The research team examined the future vulnerability of the system to water supply variability coupled with projected changes in water demand. They found that through 2026, the risk of fully depleting reservoir storage in any given year remains below 10 percent under any scenario of climate fluctuation or management alternative. During this period, the reservoir storage could even recover from its current low level, according to the researchers.

But if climate change results in a 10 percent reduction in the Colorado River's average stream flow as some recent studies predict, the chances of fully depleting reservoir storage will exceed 25 percent by 2057, according to the study. If climate change results in a 20 percent flow reduction, the chances of fully depleting reservoir storage will exceed one in two by 2057, Rajagopalan says.

"On average, drying caused by climate change would increase the risk of fully depleting reservoir storage by nearly ten times more than the risk we expect from population pressures alone," Rajagopalan says. "By mid-century this risk translates into a 50 percent chance in any given year of empty reservoirs, an enormous risk and huge water management challenge," he says.

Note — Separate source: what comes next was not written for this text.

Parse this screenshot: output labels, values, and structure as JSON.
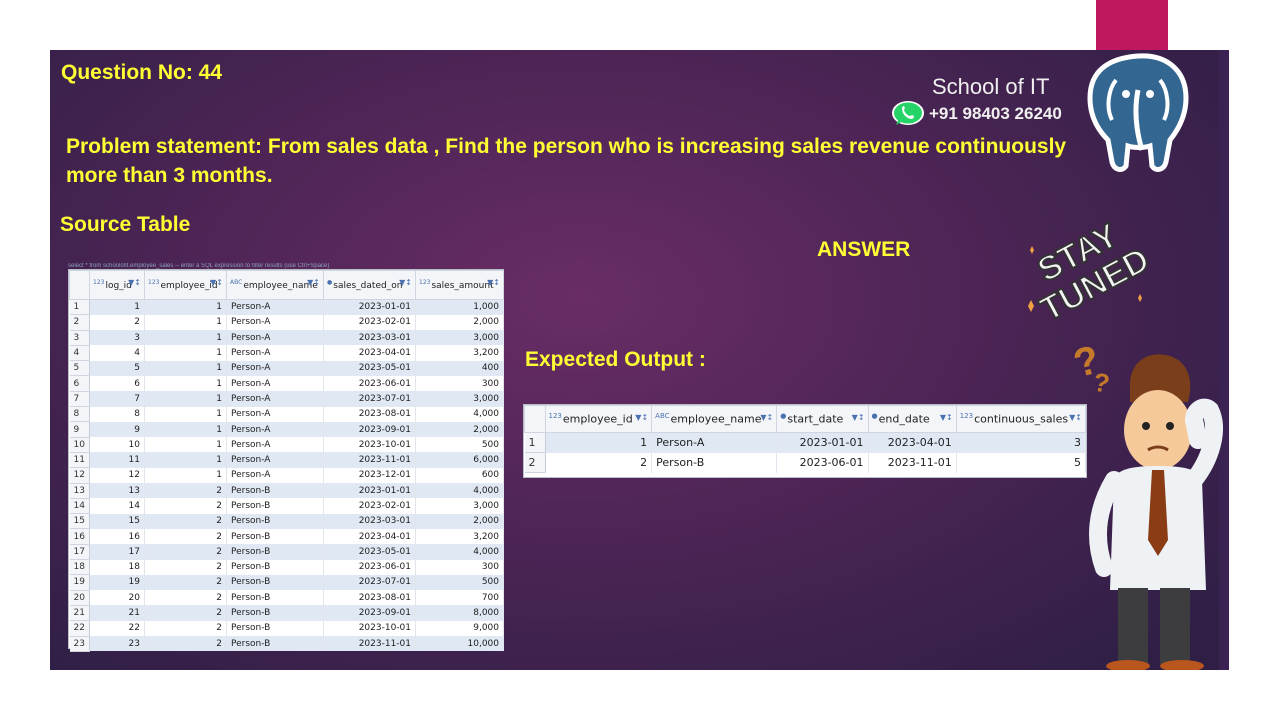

The river hosts more than a dozen dams along its 2,330-kilometer (1,450-mile) journey from Colorado's Rocky Mountains to the Gulf of California. Total storage capacity of reservoirs on the Colorado exceeds 60 million acre feet, almost 4 times the average annual flow on the river, and the two largest reservoirs - Lake Mead and Lake Powell - can store up to 50 million acre feet of water. As a result, the risk of full reservoir depletion will remain low through 2026, even is stream flow drops 20 percent stream flow as a result of climate change, Rajagopalan says.

Between 2026 and 2057, the risks of fully depleting reservoir storage will increase seven-fold under the current management practices when compared with risks expected from population pressures alone. Implementing more aggressive management practices - in which downstream releases are reduced during periods of reservoir shortages - could lead to only a two-fold increase in risk of depleting all reservoir storage during this period, according to the study.

The magnitude of the risk will ultimately depend on the extent of climate drying and on the types of water management and conservation strategies established.

"Water conservation and relatively small pre-planned delivery shortages tied to declining reservoir levels can play a big part in reducing our risk," says Ken Nowak, a graduate student with CU- Boulder's Center for Advanced Decision Support for Water and Environmental Systems, or CADSWES, and a study co-author.

"But the more severe the drying with climate change, the more likely we will see shortages and perhaps empty reservoirs despite our best efforts." Nowak says. "The important thing is not to get lulled into a sense of safety or security with the near-term resiliency of the Colorado River basin water supply. If we do, we're in for a rude awakening."

The study was conducted with support from the Western Water Assessment, a joint venture of CU- Boulder and the National Oceanic and Atmospheric Administration (NOAA), as well as CADSWES and the Bureau of Reclamation.

Other study authors included James Prairie of the Bureau of Reclamation, Martin Hoerling and Andrea Ray of NOAA, Joseph Barsugli and Bradley Udall of the Cooperative Institute for Research in Environmental Sciences (CIRES) at CU-Boulder, and Benjamin Harding of AMEC Earth & Environmental Inc. of Boulder.